BACKGROUND: Data on patients with coronavirus disease 2019 (COVID-19) who return to hospital after discharge are scarce. Characterization of these patients may inform post-hospitalization care. OBJECTIVE: To describe clinical characteristics of patients with COVID-19 who returned to the emergency department (ED) or required readmission within 14 days of discharge. DESIGN: Retrospective cohort study of SARS-COV-2-positive patients with index hospitalization between February 27 and April 12, 2020, with ≥ 14-day follow-up. Significance was defined as P < 0.05 after multiplying P by 125 study-wide comparisons.

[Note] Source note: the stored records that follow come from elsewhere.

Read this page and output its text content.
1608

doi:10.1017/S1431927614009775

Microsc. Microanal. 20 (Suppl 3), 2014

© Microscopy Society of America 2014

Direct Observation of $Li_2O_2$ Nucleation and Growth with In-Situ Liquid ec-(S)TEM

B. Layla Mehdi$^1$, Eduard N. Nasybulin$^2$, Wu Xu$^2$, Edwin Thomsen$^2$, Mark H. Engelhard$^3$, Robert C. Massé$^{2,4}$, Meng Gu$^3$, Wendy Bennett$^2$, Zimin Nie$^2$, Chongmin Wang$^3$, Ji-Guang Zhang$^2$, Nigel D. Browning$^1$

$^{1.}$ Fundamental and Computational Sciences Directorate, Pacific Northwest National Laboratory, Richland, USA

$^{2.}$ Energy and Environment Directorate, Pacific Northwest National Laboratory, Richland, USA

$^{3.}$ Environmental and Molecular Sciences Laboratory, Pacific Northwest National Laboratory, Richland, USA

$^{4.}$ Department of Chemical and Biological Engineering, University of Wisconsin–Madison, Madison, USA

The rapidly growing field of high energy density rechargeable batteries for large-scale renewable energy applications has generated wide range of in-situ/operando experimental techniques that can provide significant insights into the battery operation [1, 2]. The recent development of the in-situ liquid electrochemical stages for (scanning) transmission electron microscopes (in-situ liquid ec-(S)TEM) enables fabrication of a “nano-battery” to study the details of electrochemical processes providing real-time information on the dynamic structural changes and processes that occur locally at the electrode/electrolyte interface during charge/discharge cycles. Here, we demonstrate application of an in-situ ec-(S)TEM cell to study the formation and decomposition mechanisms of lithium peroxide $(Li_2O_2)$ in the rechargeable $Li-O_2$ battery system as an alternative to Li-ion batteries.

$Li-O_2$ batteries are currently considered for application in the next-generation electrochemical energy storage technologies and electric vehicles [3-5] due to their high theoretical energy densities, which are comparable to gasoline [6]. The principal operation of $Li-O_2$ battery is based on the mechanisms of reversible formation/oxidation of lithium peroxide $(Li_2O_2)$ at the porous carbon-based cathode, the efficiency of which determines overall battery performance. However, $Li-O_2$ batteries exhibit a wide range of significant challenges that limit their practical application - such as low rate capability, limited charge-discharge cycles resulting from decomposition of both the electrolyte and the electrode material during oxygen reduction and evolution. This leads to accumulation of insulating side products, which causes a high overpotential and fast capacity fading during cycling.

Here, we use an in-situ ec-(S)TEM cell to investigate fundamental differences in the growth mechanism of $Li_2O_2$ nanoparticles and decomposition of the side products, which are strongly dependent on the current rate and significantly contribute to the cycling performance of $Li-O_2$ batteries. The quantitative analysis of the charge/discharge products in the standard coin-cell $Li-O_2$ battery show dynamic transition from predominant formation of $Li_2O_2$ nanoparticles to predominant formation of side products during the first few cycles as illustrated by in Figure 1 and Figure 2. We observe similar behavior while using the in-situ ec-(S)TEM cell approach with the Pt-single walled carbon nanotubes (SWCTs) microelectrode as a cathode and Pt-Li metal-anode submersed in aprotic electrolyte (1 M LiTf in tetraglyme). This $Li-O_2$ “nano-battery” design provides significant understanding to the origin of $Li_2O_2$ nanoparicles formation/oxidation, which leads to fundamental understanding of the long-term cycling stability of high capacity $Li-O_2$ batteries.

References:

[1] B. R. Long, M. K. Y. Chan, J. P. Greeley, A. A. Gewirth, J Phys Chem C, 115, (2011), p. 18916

PARTICIPANTS: Hospitalized patients with confirmed SARS-CoV-2 discharged alive from five New York City hospitals. MAIN MEASURES: Readmission or return to ED following discharge. RESULTS: Of 2864 discharged patients, 103 (3.6%) returned for emergency care after a median of 4.5 days, with 56 requiring inpatient readmission. The most common reason for return was respiratory distress (50%). Compared with patients who did not return, there were higher proportions of COPD (6.8% vs 2.9%) and hypertension (36% vs 22.1%) among those who returned. Patients who returned also had a shorter median length of stay (LOS) during index hospitalization (4.5 [2.9,9.1] vs 6.7 [3.5, 11.5] days; Padjusted = 0.006), and were less likely to have required intensive care on index hospitalization (5.8% vs 19%; Padjusted = 0.001). A trend towards association between absence of in-hospital treatment-dose anticoagulation on index admission and return to hospital was also observed (20.9% vs 30.9%, Padjusted = 0.06). On readmission, rates of intensive care and death were 5.8% and 3.6%, respectively. CONCLUSIONS: Return to hospital after admission for COVID-19 was infrequent within 14 days of discharge. The most common cause for return was respiratory distress. Patients who returned more likely had COPD and hypertension, shorter LOS on index-hospitalization, and lower rates of in-hospital treatment-dose anticoagulation. Future studies should focus on whether these comorbid conditions, longer LOS, and anticoagulation are associated with reduced readmissions.